- Australian PM says government is extending restrictions on social movements measures.
- Manufacturing sector in Australia stays resilient in March despite coronavirus.
- Preliminary Manufacturing and Services PMI from US are coming up next.
The AUD/USD pair rose steadily during the Asian trading hours on Tuesday and touched a daily high of 0.5975 in the early European session before going into a consolidation phase. As of writing, the pair was trading at 0.5913, adding 1.5% on the day.
The upbeat market sentiment seems to be helping the risk-sensitive AUD erase the losses it suffered against the greenback in the past couple of weeks. Additionally, the Reserve Bank of Australia continues to support the economy by injecting liquidity into the financial system.
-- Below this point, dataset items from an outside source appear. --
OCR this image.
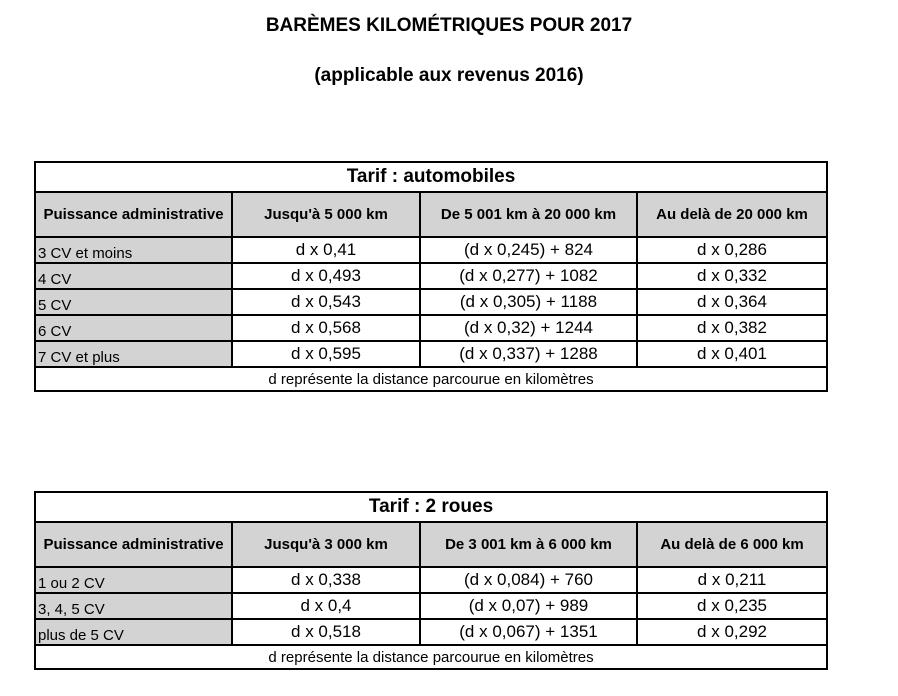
BARÈMES KILOMÉTRIQUES POUR 2017
(applicable aux revenus 2016)
Tarif : automobiles			
Puissance administrative	Jusqu'à 5 000 km	De 5 001 km à 20 000 km	Au delà de 20 000 km
3 CV et moins	d x 0,41	(d x 0,245) + 824	d x 0,286
4 CV	d x 0,493	(d x 0,277) + 1082	d x 0,332
5 CV	d x 0,543	(d x 0,305) + 1188	d x 0,364
6 CV	d x 0,568	(d x 0,32) + 1244	d x 0,382
7 CV et plus	d x 0,595	(d x 0,337) + 1288	d x 0,401
d représente la distance parcourue en kilomètres			
Tarif : 2 roues			
Puissance administrative	Jusqu'à 3 000 km	De 3 001 km à 6 000 km	Au delà de 6 000 km
1 ou 2 CV	d x 0,338	(d x 0,084) + 760	d x 0,211
3, 4, 5 CV	d x 0,4	(d x 0,07) + 989	d x 0,235
plus de 5 CV	d x 0,518	(d x 0,067) + 1351	d x 0,292
d représente la distance parcourue en kilomètres			
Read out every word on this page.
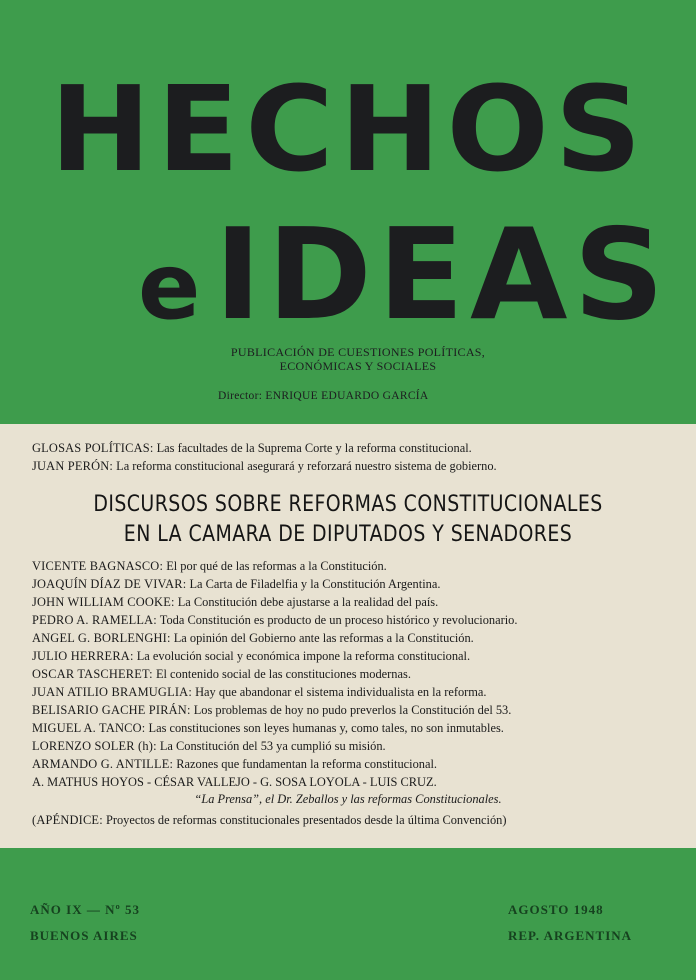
HECHOS
eIDEAS
PUBLICACIÓN DE CUESTIONES POLÍTICAS,
ECONÓMICAS Y SOCIALES
Director: ENRIQUE EDUARDO GARCÍA
GLOSAS POLÍTICAS: Las facultades de la Suprema Corte y la reforma constitucional.
JUAN PERÓN: La reforma constitucional asegurará y reforzará nuestro sistema de gobierno.
DISCURSOS SOBRE REFORMAS CONSTITUCIONALES
EN LA CAMARA DE DIPUTADOS Y SENADORES
VICENTE BAGNASCO: El por qué de las reformas a la Constitución.
JOAQUÍN DÍAZ DE VIVAR: La Carta de Filadelfia y la Constitución Argentina.
JOHN WILLIAM COOKE: La Constitución debe ajustarse a la realidad del país.
PEDRO A. RAMELLA: Toda Constitución es producto de un proceso histórico y revolucionario.
ANGEL G. BORLENGHI: La opinión del Gobierno ante las reformas a la Constitución.
JULIO HERRERA: La evolución social y económica impone la reforma constitucional.
OSCAR TASCHERET: El contenido social de las constituciones modernas.
JUAN ATILIO BRAMUGLIA: Hay que abandonar el sistema individualista en la reforma.
BELISARIO GACHE PIRÁN: Los problemas de hoy no pudo preverlos la Constitución del 53.
MIGUEL A. TANCO: Las constituciones son leyes humanas y, como tales, no son inmutables.
LORENZO SOLER (h): La Constitución del 53 ya cumplió su misión.
ARMANDO G. ANTILLE: Razones que fundamentan la reforma constitucional.
A. MATHUS HOYOS - CÉSAR VALLEJO - G. SOSA LOYOLA - LUIS CRUZ.
“La Prensa”, el Dr. Zeballos y las reformas Constitucionales.
(APÉNDICE: Proyectos de reformas constitucionales presentados desde la última Convención)
AÑO IX — Nº 53
BUENOS AIRES
AGOSTO 1948
REP. ARGENTINA
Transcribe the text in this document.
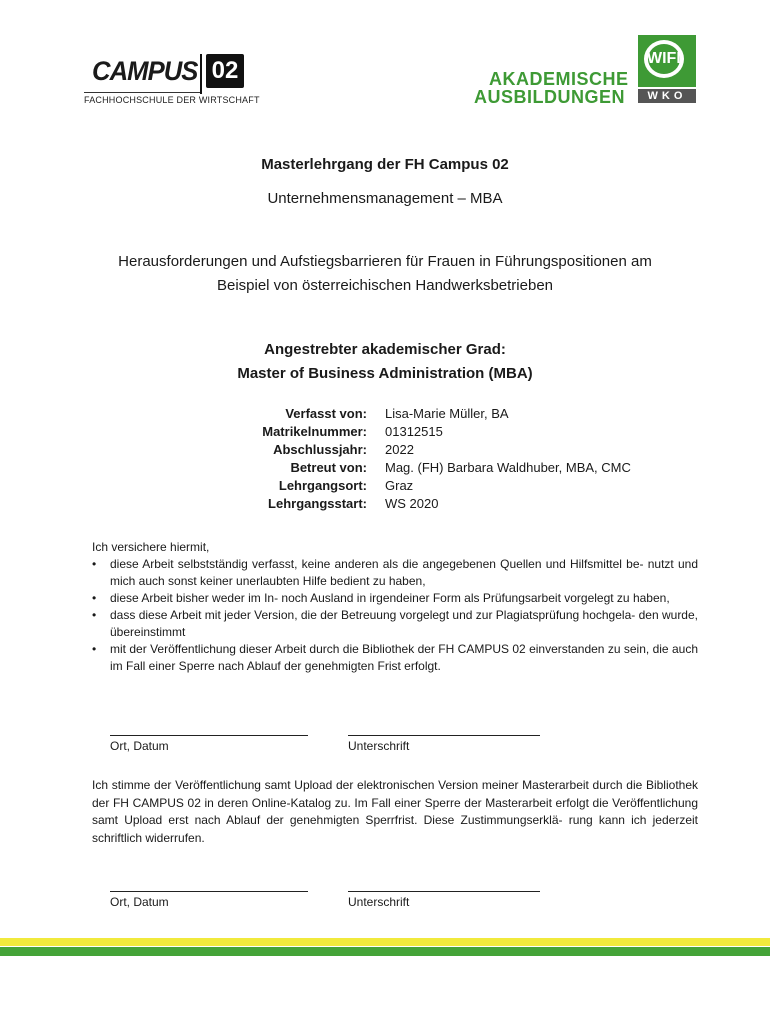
CAMPUS 02
FACHHOCHSCHULE DER WIRTSCHAFT
AKADEMISCHE
AUSBILDUNGEN
WIFI
WKO
Masterlehrgang der FH Campus 02
Unternehmensmanagement – MBA
Herausforderungen und Aufstiegsbarrieren für Frauen in Führungspositionen am
Beispiel von österreichischen Handwerksbetrieben
Angestrebter akademischer Grad:
Master of Business Administration (MBA)
Verfasst von: Lisa-Marie Müller, BA
Matrikelnummer: 01312515
Abschlussjahr: 2022
Betreut von: Mag. (FH) Barbara Waldhuber, MBA, CMC
Lehrgangsort: Graz
Lehrgangsstart: WS 2020

Ich versichere hiermit,

• diese Arbeit selbstständig verfasst, keine anderen als die angegebenen Quellen und Hilfsmittel be- nutzt und mich auch sonst keiner unerlaubten Hilfe bedient zu haben,
• diese Arbeit bisher weder im In- noch Ausland in irgendeiner Form als Prüfungsarbeit vorgelegt zu haben,
• dass diese Arbeit mit jeder Version, die der Betreuung vorgelegt und zur Plagiatsprüfung hochgela- den wurde, übereinstimmt
• mit der Veröffentlichung dieser Arbeit durch die Bibliothek der FH CAMPUS 02 einverstanden zu sein, die auch im Fall einer Sperre nach Ablauf der genehmigten Frist erfolgt.
Ort, Datum	Unterschrift
Ich stimme der Veröffentlichung samt Upload der elektronischen Version meiner Masterarbeit durch die Bibliothek der FH CAMPUS 02 in deren Online-Katalog zu. Im Fall einer Sperre der Masterarbeit erfolgt die Veröffentlichung samt Upload erst nach Ablauf der genehmigten Sperrfrist. Diese Zustimmungserklä- rung kann ich jederzeit schriftlich widerrufen.
Ort, Datum	Unterschrift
Moreover, the Commonwealth Bank’s Manufacturing PMI in Australia came in at 50.1 in March to reveal that the activity in the manufacturing sector continued to expand.
USD struggles to find demand ahead of PMI data
On the other hand, the Federal Reserve’s drastic decision to launch an open-ended QE on Monday weighs on the greenback to provide a boost to the pair. The US Dollar Index is down more than 1% on Monday to mirror the broad-based USD weakness.
Meanwhile, Australian Prime Minister Scott Morrison announced on Tuesday they the government is extending restrictions on social movements by closing food courts in shopping centres and limiting the number of people that can gather at weddings and funerals.
Although this development seems to have caused the pair to erase a small portion of its daily gains, risk-on flows in the second half of the day could help the pair extend higher especially if the US finally approves the coronavirus relief package. Finally, the US economic docket will feature the IHS Markit’s preliminary Manufacturing and Services PMI reports for March.